Keeping our jobs has always remained our obsession from the day we walked out of campuses. I have stayed in my job with the same employer for 32 years. No, I don’t work at Jurassic World and neither am I a fossil specimen.

I believe in loyalty and commitment to my employer and these days, such values are rare and maybe even odd. No one stays in the same job for more than two or three years. In fact, my younger colleagues say it’s actually bad for their resumes!

Many young graduates also prefer to take a year or at least three months off before they begin their first job.

Studying in a local university, there was no such thing as a gap year where one takes time off, usually for a year, from classes.

But the local graduates also have their own version of the gap year, which is to take a year off before they start looking for a job. Their parents are very understanding, I am told.

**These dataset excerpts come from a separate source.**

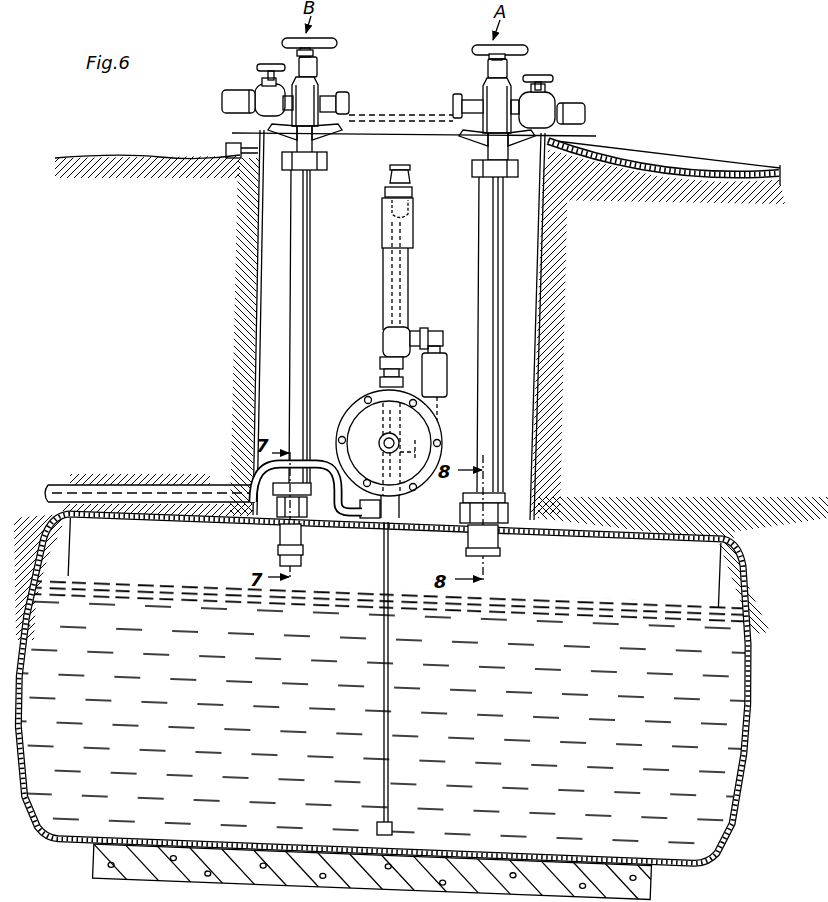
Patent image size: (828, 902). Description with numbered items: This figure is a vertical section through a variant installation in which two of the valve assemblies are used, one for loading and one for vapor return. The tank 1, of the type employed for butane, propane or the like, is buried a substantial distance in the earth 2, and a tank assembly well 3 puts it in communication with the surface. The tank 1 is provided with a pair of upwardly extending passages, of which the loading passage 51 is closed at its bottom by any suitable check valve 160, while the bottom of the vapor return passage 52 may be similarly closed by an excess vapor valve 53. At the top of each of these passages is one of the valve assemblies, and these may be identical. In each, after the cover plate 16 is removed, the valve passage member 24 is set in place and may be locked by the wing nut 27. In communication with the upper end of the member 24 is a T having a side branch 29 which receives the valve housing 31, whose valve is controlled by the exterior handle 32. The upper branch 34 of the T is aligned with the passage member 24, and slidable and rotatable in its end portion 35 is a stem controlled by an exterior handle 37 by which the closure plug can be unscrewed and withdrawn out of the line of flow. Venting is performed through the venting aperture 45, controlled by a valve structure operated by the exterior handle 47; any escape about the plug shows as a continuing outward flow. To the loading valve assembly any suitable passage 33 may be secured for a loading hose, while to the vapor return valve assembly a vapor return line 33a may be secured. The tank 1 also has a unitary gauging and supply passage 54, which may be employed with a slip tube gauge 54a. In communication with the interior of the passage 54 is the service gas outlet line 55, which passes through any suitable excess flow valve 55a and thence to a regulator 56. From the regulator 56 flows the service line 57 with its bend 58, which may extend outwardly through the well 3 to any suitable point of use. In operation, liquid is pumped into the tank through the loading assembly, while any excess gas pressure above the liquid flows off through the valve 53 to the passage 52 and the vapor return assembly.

The buried tank 1 is at (615, 528).
The earth 2 is at (105, 158).
The tank assembly well 3 is at (240, 270).
The cover plate 16 is at (657, 165).
The valve passage member 24 is at (256, 133).
The wing nut 27 is at (320, 160).
The side branch 29 is at (292, 92).
The valve housing 31 is at (262, 92).
The exterior handle 32 is at (268, 66).
The passage 33 is at (572, 108).
The vapor return line 33a is at (228, 102).
The upper branch 34 is at (320, 88).
The end portion 35 is at (318, 67).
The exterior handle 37 is at (296, 40).
The venting aperture 45 is at (337, 96).
The exterior handle 47 is at (350, 103).
The loading passage 51 is at (495, 318).
The vapor return passage 52 is at (293, 322).
The excess vapor valve 53 is at (280, 546).
The unitary gauging and supply passage 54 is at (384, 291).
The slip tube gauge 54a is at (385, 558).
The service gas outlet line 55 is at (438, 433).
The excess flow valve 55a is at (447, 405).
The regulator 56 is at (372, 422).
The service line 57 is at (352, 506).
The bend 58 is at (270, 466).
The check valve 160 is at (500, 548).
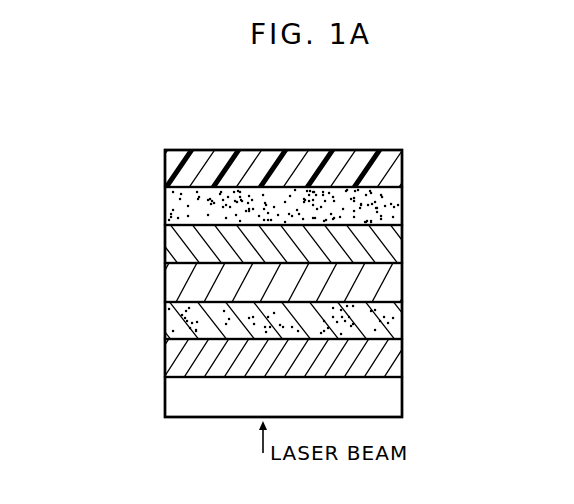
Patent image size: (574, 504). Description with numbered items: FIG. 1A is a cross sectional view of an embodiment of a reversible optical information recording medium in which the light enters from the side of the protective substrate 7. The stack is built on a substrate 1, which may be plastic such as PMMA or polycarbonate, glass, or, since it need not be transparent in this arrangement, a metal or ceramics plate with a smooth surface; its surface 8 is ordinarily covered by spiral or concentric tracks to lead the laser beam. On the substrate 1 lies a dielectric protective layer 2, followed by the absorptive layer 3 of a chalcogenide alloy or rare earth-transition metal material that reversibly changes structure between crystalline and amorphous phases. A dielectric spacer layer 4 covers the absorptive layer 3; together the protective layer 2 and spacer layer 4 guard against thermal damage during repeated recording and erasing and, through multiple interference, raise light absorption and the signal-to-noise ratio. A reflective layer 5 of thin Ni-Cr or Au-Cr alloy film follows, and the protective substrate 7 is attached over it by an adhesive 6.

The usual excuse is that they need to find space or explore themselves first before committing themselves to full time employment. It’s some Zen kind of thing.

People used to leave their jobs for greener pastures, as they put it, which may sometimes be nothing more than a slight increment in their salaries. But these days, it is not unusual for longer serving staff to leave even without an alternative job in hand. They simply want to head to places like Tibet or Bhutan to think about their future.

I am all for the young seeking out alternative careers, but I am stumped when just about every young person I meet wants to be chef. They have never cooked a single meal in their lives. In fact, they don’t even bother to put their plates in the kitchen sink after a meal, assuming it is what the maid is paid to do.

Many also tell me that they want to be online entrepreneurs. “Hello uncle, nobody goes to the office anymore,” they say.

But I don’t know if anything has actually been sold online. I have never seen any real revenue or profits from such geniuses as they lock themselves in their rooms. After all, why worry about a regular income when all their needs are taken care of?

I suppose these are new challenges that today’s employers, apart from worrying about running their company, have to face as they look at how their workforce is being transformed.